Search code examples
rarulesbigdata

in Arules, return the smallest support items from a lot of rules


I'm working with a huge data set which is producing a ton of rules. I only need the high lift low support rules but i'm getting over 15 million(this is after setting min/maxlen and cleaning up my source data)

What i'm trying to do now is to create a head of several million, and subtract that from all the rules. My hope is that eventually all that is left is the bottom of the barrel.

Code:

basket_rules2 <- apriori(ttk, parameter = list(sup = 0.03, conf = 0.25, target="rules", minlen=4, maxlen=4, maxtime=0), appearance = list(rhs = "Fail: Generator Boot-up", default ="lhs"))

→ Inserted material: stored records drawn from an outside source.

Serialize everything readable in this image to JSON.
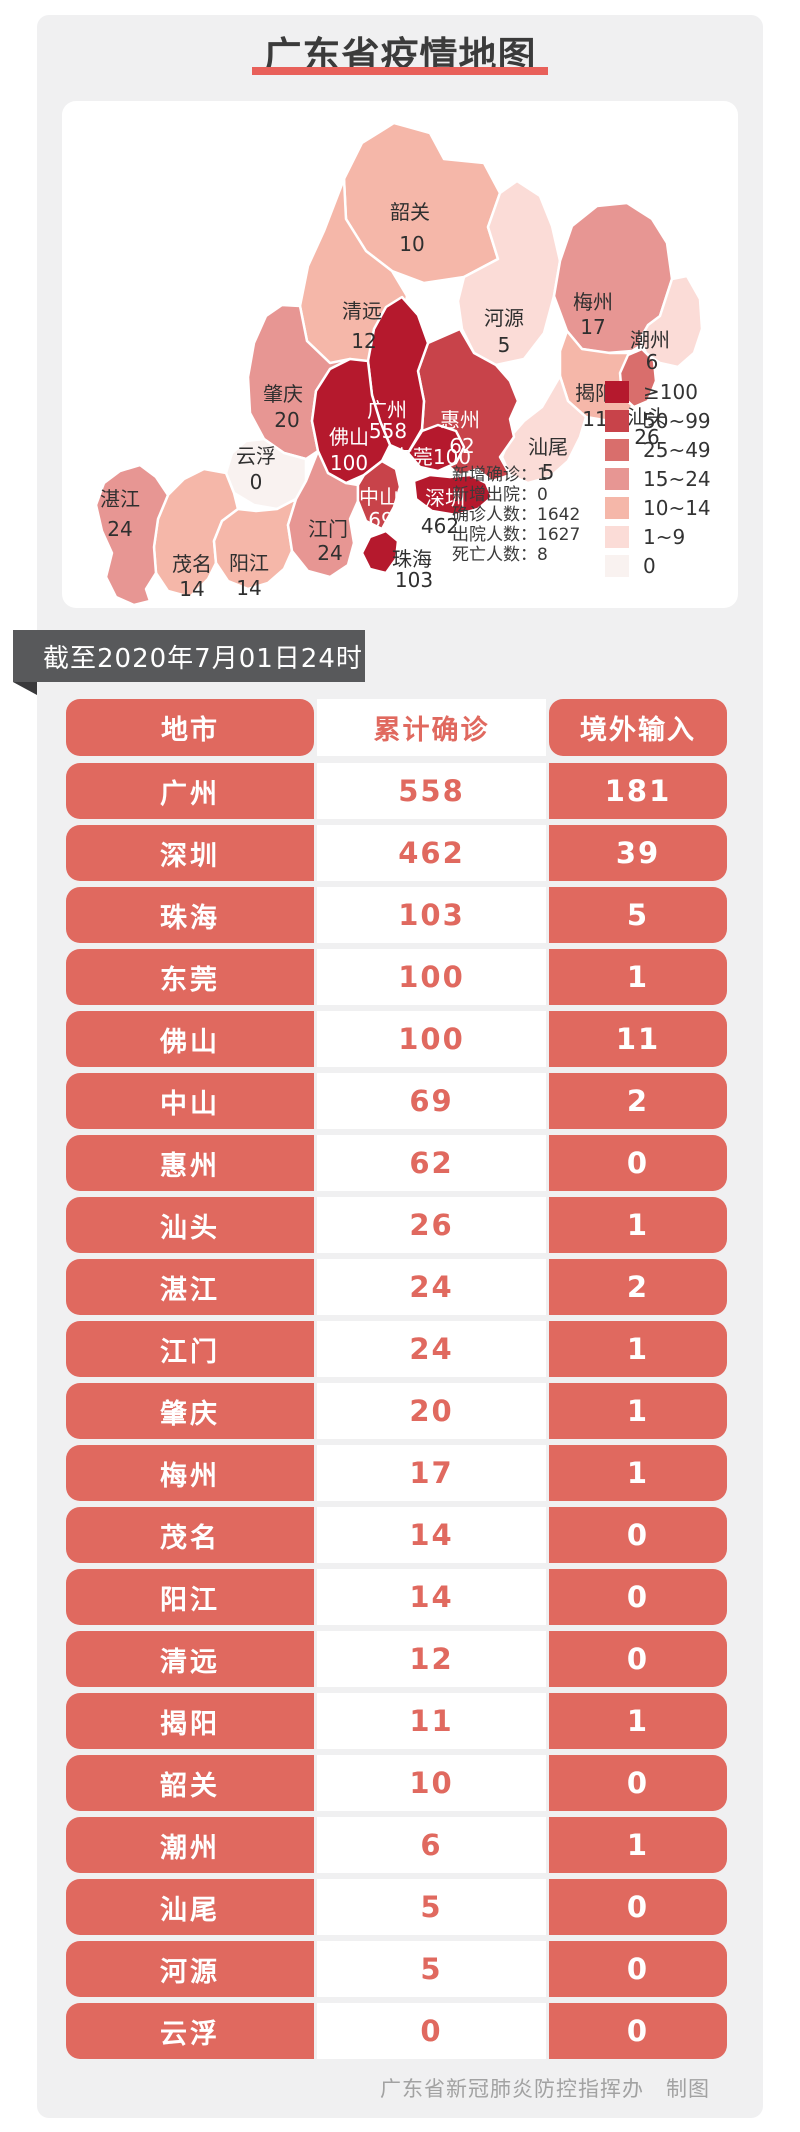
{
  "title": {
    "text": "广东省疫情地图"
  },
  "map": {
    "cities": [
      {
        "name": "韶关",
        "value": "10"
      },
      {
        "name": "清远",
        "value": "12"
      },
      {
        "name": "河源",
        "value": "5"
      },
      {
        "name": "梅州",
        "value": "17"
      },
      {
        "name": "潮州",
        "value": "6"
      },
      {
        "name": "揭阳",
        "value": "11"
      },
      {
        "name": "汕头",
        "value": "26"
      },
      {
        "name": "汕尾",
        "value": "5"
      },
      {
        "name": "惠州",
        "value": "62"
      },
      {
        "name": "广州",
        "value": "558"
      },
      {
        "name": "佛山",
        "value": "100"
      },
      {
        "name": "东莞",
        "value": "100"
      },
      {
        "name": "深圳",
        "value": "462"
      },
      {
        "name": "中山",
        "value": "69"
      },
      {
        "name": "珠海",
        "value": "103"
      },
      {
        "name": "江门",
        "value": "24"
      },
      {
        "name": "肇庆",
        "value": "20"
      },
      {
        "name": "云浮",
        "value": "0"
      },
      {
        "name": "茂名",
        "value": "14"
      },
      {
        "name": "阳江",
        "value": "14"
      },
      {
        "name": "湛江",
        "value": "24"
      }
    ],
    "stats_lines": [
      "新增确诊：1",
      "新增出院：0",
      "确诊人数：1642",
      "出院人数：1627",
      "死亡人数：8"
    ],
    "legend": [
      {
        "label": "≥100",
        "color": "#b5192d"
      },
      {
        "label": "50~99",
        "color": "#c8434a"
      },
      {
        "label": "25~49",
        "color": "#d96e6c"
      },
      {
        "label": "15~24",
        "color": "#e79693"
      },
      {
        "label": "10~14",
        "color": "#f5b7a9"
      },
      {
        "label": "1~9",
        "color": "#fbdcd7"
      },
      {
        "label": "0",
        "color": "#f9f2f0"
      }
    ]
  },
  "banner": {
    "text": "截至2020年7月01日24时"
  },
  "table": {
    "headers": [
      "地市",
      "累计确诊",
      "境外输入"
    ],
    "rows": [
      {
        "city": "广州",
        "confirmed": "558",
        "imported": "181"
      },
      {
        "city": "深圳",
        "confirmed": "462",
        "imported": "39"
      },
      {
        "city": "珠海",
        "confirmed": "103",
        "imported": "5"
      },
      {
        "city": "东莞",
        "confirmed": "100",
        "imported": "1"
      },
      {
        "city": "佛山",
        "confirmed": "100",
        "imported": "11"
      },
      {
        "city": "中山",
        "confirmed": "69",
        "imported": "2"
      },
      {
        "city": "惠州",
        "confirmed": "62",
        "imported": "0"
      },
      {
        "city": "汕头",
        "confirmed": "26",
        "imported": "1"
      },
      {
        "city": "湛江",
        "confirmed": "24",
        "imported": "2"
      },
      {
        "city": "江门",
        "confirmed": "24",
        "imported": "1"
      },
      {
        "city": "肇庆",
        "confirmed": "20",
        "imported": "1"
      },
      {
        "city": "梅州",
        "confirmed": "17",
        "imported": "1"
      },
      {
        "city": "茂名",
        "confirmed": "14",
        "imported": "0"
      },
      {
        "city": "阳江",
        "confirmed": "14",
        "imported": "0"
      },
      {
        "city": "清远",
        "confirmed": "12",
        "imported": "0"
      },
      {
        "city": "揭阳",
        "confirmed": "11",
        "imported": "1"
      },
      {
        "city": "韶关",
        "confirmed": "10",
        "imported": "0"
      },
      {
        "city": "潮州",
        "confirmed": "6",
        "imported": "1"
      },
      {
        "city": "汕尾",
        "confirmed": "5",
        "imported": "0"
      },
      {
        "city": "河源",
        "confirmed": "5",
        "imported": "0"
      },
      {
        "city": "云浮",
        "confirmed": "0",
        "imported": "0"
      }
    ]
  },
  "footer": {
    "text": "广东省新冠肺炎防控指挥办　制图"
  },
  "chart_data": {
    "type": "table",
    "title": "广东省疫情地图",
    "as_of": "截至2020年7月01日24时",
    "legend_buckets": [
      "≥100",
      "50~99",
      "25~49",
      "15~24",
      "10~14",
      "1~9",
      "0"
    ],
    "province_stats": {
      "新增确诊": 1,
      "新增出院": 0,
      "确诊人数": 1642,
      "出院人数": 1627,
      "死亡人数": 8
    },
    "columns": [
      "地市",
      "累计确诊",
      "境外输入"
    ],
    "rows": [
      [
        "广州",
        558,
        181
      ],
      [
        "深圳",
        462,
        39
      ],
      [
        "珠海",
        103,
        5
      ],
      [
        "东莞",
        100,
        1
      ],
      [
        "佛山",
        100,
        11
      ],
      [
        "中山",
        69,
        2
      ],
      [
        "惠州",
        62,
        0
      ],
      [
        "汕头",
        26,
        1
      ],
      [
        "湛江",
        24,
        2
      ],
      [
        "江门",
        24,
        1
      ],
      [
        "肇庆",
        20,
        1
      ],
      [
        "梅州",
        17,
        1
      ],
      [
        "茂名",
        14,
        0
      ],
      [
        "阳江",
        14,
        0
      ],
      [
        "清远",
        12,
        0
      ],
      [
        "揭阳",
        11,
        1
      ],
      [
        "韶关",
        10,
        0
      ],
      [
        "潮州",
        6,
        1
      ],
      [
        "汕尾",
        5,
        0
      ],
      [
        "河源",
        5,
        0
      ],
      [
        "云浮",
        0,
        0
      ]
    ]
  }
}
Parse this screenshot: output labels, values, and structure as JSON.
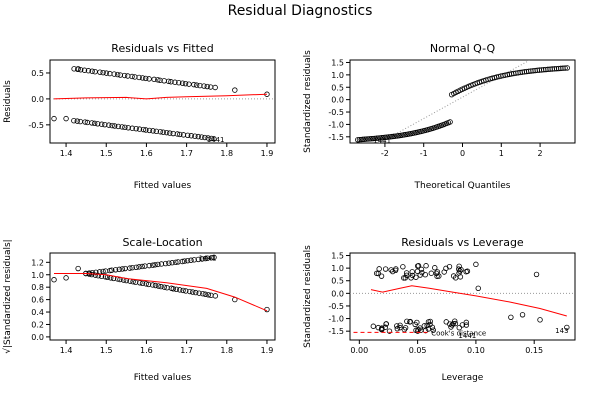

rules <- sort(basket_rules, by = "sup")
head1 <- head(rules, 2000000)
head2 <- rules[ !(rules %in% head1), ]
> summary(head2)
>set of 0 rules

I also tried:

rules <- sort(basket_rules, by = "sup")
head1 <- head(rules, 2000000)
head2 <- rules[-head1,]
>Error in -head1 : invalid argument to unary operator

I've used similiar syntax while sampling, i'm not sure why this is not working. All I really need is to get to the low support aprori rules, I feel like i may be making this way more complicated than it needs to be. Any suggestions on why my code is not working, or how I can get the really low sup/conf rules?


Solution

  • I hope I understand your question correctly. I think you could do this

    library(arules)
    data(Groceries)
    
    rules <- apriori(Groceries, parameter = list(support= 0.0002))
    

    this produces about 2 million rules. Now you can get the 100 rules with the lowest support using tail:

    low_support_rules <- tail(rules, by = "support", n = 100)
    

    Now you can sort the low support rules using lift.